The PostgreSQL equivalent is SERIAL.

[plant_reference_media_type] [varchar](10) NULL,

plant_reference_media_type VARCHAR(10) NULL,

 

[plant_reference_source_type] [varchar](25) NULL,

plant_reference_source_type VARCHAR(25) NULL,

 

[active_record_ind] [bit] NOT NULL,

active_record_ind BOOLEAN NOT NULL,

In SQL Server, [bit] creates a Boolean (true/false) column.

The PostgreSQL equivalent is BOOLEAN.

[creation_date] [datetime2](7) NOT NULL,

creation_date TIMESTAMP(6) NOT NULL,

In SQL Server, [datetime2](7) specifies a date/time column with 7 digits of fractional seconds (100 nanoseconds).

The PostgreSQL equivalent to DATETIME2 is TIMESTAMP.
PostgreSQL is limited to 6 digits of precision (microseconds), but I can't imagine why we'd need to go below that.
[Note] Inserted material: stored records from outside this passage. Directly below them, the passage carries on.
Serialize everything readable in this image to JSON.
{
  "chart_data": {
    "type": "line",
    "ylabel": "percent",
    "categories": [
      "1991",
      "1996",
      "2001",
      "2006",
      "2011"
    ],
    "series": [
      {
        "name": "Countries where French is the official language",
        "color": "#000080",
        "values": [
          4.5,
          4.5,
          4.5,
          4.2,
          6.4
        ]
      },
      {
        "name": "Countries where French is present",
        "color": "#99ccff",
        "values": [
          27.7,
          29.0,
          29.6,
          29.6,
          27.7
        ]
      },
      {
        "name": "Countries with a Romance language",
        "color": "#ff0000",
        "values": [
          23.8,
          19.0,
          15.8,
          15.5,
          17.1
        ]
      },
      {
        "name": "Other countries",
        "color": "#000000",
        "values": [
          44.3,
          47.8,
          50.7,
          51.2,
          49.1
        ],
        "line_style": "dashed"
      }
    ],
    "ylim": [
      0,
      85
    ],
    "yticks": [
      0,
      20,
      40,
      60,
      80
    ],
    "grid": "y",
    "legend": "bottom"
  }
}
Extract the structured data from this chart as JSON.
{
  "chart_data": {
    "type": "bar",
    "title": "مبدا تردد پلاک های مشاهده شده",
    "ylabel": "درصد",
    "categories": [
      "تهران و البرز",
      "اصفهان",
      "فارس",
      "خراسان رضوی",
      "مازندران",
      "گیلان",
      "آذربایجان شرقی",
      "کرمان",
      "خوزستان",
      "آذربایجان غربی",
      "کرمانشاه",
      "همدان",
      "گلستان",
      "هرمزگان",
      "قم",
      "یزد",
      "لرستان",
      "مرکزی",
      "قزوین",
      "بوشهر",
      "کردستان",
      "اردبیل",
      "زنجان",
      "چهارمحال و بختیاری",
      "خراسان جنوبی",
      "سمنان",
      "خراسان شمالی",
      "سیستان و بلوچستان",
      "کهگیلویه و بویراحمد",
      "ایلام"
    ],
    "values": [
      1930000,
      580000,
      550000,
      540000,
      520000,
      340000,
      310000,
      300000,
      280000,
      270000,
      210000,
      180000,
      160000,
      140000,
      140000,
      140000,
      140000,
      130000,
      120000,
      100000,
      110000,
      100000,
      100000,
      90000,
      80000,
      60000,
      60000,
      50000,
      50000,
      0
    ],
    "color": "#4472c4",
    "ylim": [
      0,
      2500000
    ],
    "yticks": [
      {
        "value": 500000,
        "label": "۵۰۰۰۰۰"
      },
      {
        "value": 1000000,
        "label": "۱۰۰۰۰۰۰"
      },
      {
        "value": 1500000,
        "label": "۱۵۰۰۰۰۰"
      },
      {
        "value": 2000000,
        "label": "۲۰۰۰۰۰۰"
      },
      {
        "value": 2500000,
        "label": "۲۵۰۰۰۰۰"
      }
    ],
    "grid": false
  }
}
[created_by] [varchar](23) NULL,

created_by VARCHAR(23) NULL,

 

[last_change_date] [datetime2](7) NULL,

last_change_date TIMESTAMP(6) NULL,

 

[last_changed_by] [varchar](23) NULL,

last_changed_by VARCHAR(23) NULL);

 

CONSTRAINT [PK_REFERENCE_TYPE_ID1] PRIMARY KEY CLUSTERED
(
  [plant_reference_type_id] ASC
)WITH (PAD_INDEX = OFF, STATISTICS_NORECOMPUTE = OFF, IGNORE_DUP_KEY = OFF, ALLOW_ROW_LOCKS = ON, ALLOW_PAGE_LOCKS = ON, OPTIMIZE_FOR_SEQUENTIAL_KEY = OFF) ON [PRIMARY] ) ON [PRIMARY]

 

Constraints aren't necessary for VegSpec purposes.

INSERT differences

SQL Server

PostgreSQL

Notes

SQL Server

PostgreSQL

Notes

INSERT [dbo].[d_plant_reference_type] (

INSERT INTO plants3.d_plant_reference_type (

 

[plant_reference_type_id],

plant_reference_type_id,

 

[plant_reference_media_type],

plant_reference_media_type,

 

[plant_reference_source_type],

plant_reference_source_type,

 

[active_record_ind],

active_record_ind,

 

[creation_date],

creation_date,

 

[created_by],

created_by,

 

[last_change_date],

last_change_date,

 

[last_changed_by]

last_changed_by

 

)

)

 

VALUES (

VALUES (

 

1,

1,

 

N'CD-ROM',

'CD-ROM',

"N" is required in SQL Server to specify a Unicode string.

It's not needed in PostgreSQL.

N'database',

'database',

 

1,

true,

active_record_ind is a BIT column in SQL Server.
BIT columns take on the values 1 (true) or 0 (false).

PostgreSQL doesn't have BIT columns. The equivalent is Boolean.
The translator determines if a column is a BIT column and changes it to true or false as appropriate.

Note that MS Access uses Yes/No for a Boolean column, where negative 1 represents true and 0 represents false.
Don't know why Microsoft doesn't like the word "Boolean," or why they can't be consistent across their own products.

CAST(N'2018-08-29T20:20:28.4733333' AS DateTime2),

'2018-08-29T20:20:28.4733333',

PostgreSQL doesn't have a DateTime2 type.
But casting isn't even necessary here.

N'Original 3.0 Migration ',

'Original 3.0 Migration ',

 

CAST(N'2021-01-15T13:31:32.2716512' AS DateTime2),

'2021-01-15T13:31:32.2716512',

 

N'SQL ETL'

'SQL ETL'

 

)

);

Semicolons are needed at the end of PostgreSQL statements.